В этом приятном соседстве продолжался наш оживленный разговор. Геписты не обращали на нас ровно никакого внимания, очевидно полагая, что не стали бы подозрительные люди лезть в самое осиное гнездо.
* * *Антон Антоныч говорил:
— Я не хочу предвосхищать ваши впечатления. Вы увидите сами. Но могу только сказать, что за это время сделана гигантская работа. Жизнь в ее основах восстановлена. Кем, кто это сделал? Коммунисты? Да, постольку, поскольку мы обязаны просветлению Ленина, крикнувшему на всю Россию: «Назад!» Назад от пропасти, в которую они мчались на всех парах, на коне военного коммунизма. Да, мы обязаны им, поскольку они принятое решение проводят с железной последовательностью. Назад, так назад! В этом сказывается их большевизм, то есть то положительное, что есть в этой породе. Решимость, воля, сила… Но этим все дело и кончается. Они никогда не могли бы восстановить России, если бы к этому делу не примкнули мы: Вот те самые, которых вы браните «приспособившимися». Мы, приспособившиеся, и вывозим свою родину. Мы ее восстанавливаем и будем восстанавливать до той поры, пока пробьет час. Если бы вы были на нашем месте, вы бы делали то же самое. Мы не имеем возможности ругать коммунистов и изобличать их словесно. Это ваше дело. Дело эмиграции. Но мы имеем возможность подтачивать их. Мы имеем возможность накапливать реальную русскую силу, которая в один прекрасный день обратится против них. И это наше дело. Вам совершенно необходимо понять, что между этими двумя половинками, между эмиграцией и оставшимися, не может быть, не должно быть никакого противоположения. Мы делаем совершенно одно и то же дело. Ведь, скажем, у Форда один завод делает кузов, а другой моторы, а все вместе они делают автомобиль. Это есть разделение труда, вызванное различием обстоятельств. Преступно на этой почве создавать какой-нибудь антагонизм, преступно упрекать друг друга, наоборот, надо ясно и отчетливо понять: «непримиримая эмиграция» — есть только свободный язык «приспособившихся». А приспособившиеся — это те руки, которые втихомолку подготовляют то, о чем твердит свободный язык, который, благодаря тому, что он находится в эмиграции, ГПУ не может вырвать.
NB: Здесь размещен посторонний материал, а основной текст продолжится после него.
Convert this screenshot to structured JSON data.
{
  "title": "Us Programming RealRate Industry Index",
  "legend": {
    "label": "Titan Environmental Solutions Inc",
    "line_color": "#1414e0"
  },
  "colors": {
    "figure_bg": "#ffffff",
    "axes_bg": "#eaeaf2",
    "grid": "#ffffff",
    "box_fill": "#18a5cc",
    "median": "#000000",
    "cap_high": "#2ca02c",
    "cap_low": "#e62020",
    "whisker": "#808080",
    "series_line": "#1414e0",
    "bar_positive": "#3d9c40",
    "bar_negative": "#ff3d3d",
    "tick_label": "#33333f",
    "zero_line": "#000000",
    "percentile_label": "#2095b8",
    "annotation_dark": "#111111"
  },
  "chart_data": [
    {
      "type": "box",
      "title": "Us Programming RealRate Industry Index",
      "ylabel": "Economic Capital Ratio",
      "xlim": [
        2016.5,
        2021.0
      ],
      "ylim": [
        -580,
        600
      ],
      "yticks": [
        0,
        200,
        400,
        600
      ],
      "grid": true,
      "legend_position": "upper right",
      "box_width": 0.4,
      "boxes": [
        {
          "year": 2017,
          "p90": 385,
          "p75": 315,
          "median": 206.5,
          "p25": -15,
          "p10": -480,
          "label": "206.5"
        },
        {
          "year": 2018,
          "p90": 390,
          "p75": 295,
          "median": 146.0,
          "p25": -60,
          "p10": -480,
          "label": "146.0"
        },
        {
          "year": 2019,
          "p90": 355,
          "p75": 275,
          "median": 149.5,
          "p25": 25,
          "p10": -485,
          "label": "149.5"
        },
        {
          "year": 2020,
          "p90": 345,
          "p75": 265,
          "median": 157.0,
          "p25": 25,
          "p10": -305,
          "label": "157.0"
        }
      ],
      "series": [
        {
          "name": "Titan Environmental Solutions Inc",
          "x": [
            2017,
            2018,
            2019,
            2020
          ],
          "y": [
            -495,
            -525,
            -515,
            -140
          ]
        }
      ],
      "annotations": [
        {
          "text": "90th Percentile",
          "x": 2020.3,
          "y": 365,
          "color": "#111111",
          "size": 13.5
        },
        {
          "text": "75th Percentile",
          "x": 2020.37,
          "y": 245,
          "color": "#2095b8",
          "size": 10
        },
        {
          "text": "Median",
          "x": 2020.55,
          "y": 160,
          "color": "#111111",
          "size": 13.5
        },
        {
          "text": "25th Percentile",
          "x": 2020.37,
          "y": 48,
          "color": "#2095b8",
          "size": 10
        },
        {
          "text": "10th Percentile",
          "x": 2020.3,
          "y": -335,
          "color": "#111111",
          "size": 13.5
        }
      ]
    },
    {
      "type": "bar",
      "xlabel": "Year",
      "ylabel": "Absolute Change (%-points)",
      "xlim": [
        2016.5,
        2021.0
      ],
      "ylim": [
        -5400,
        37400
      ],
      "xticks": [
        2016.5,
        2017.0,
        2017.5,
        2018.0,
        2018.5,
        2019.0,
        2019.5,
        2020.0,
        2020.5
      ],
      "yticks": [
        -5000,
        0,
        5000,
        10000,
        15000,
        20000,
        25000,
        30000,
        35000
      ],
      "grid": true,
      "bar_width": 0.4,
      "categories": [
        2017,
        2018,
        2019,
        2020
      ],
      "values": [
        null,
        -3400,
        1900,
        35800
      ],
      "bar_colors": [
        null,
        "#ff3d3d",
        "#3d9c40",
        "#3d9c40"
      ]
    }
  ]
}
Без конца струился этот разговор, я не могу его в точности вспомнить и записать, ибо он переплетается в моих мыслях с многочисленными дальнейшими беседами. Геписты все ходили мимо нас, а мы мимо их. Мирно «приспособившись» друг к другу, два мира сосуществовали в ближайшем соседстве… Посмотреть со стороны — ничто не могло бы указать, какая пропасть нас отделяет и какие последствия, неизбежные последствия вытекут когда-то из психики людей, живущих бок о бок.
Наконец, пробежало «четыре часа», надо было ехать дальше. Мы сели в новый поезд, который, впрочем, был такой же, как тот, прежний. Опять на ночь проводник отобрал у нас билеты, выдал квитанции, опять я забился на верхнюю полку. Внизу была какая-то русская супружеская парочка и одинокая молодая еврейка. Еврейка очень жеманилась «под русскую», а русские оказывали ей некоторые любезные услуги. Минутами «он», обращаясь к еврейке, говорил чуть с легким акцентом. Она его не замечала, а мне сверху было иногда так смешно, что я тряс полку, пока не заснул.
Антон Антоныч на сей раз расположился в соседнем купе.
* * *Ранним, ранним утром пришлось встать — мы подходили к Киеву. Поезд двигался крайне медленно и осторожно по железнодорожному мосту через Днепр, но, увы, решительно ничего не было видно, сколько я ни всматривался в темноту ночи, закрываясь от света вагона.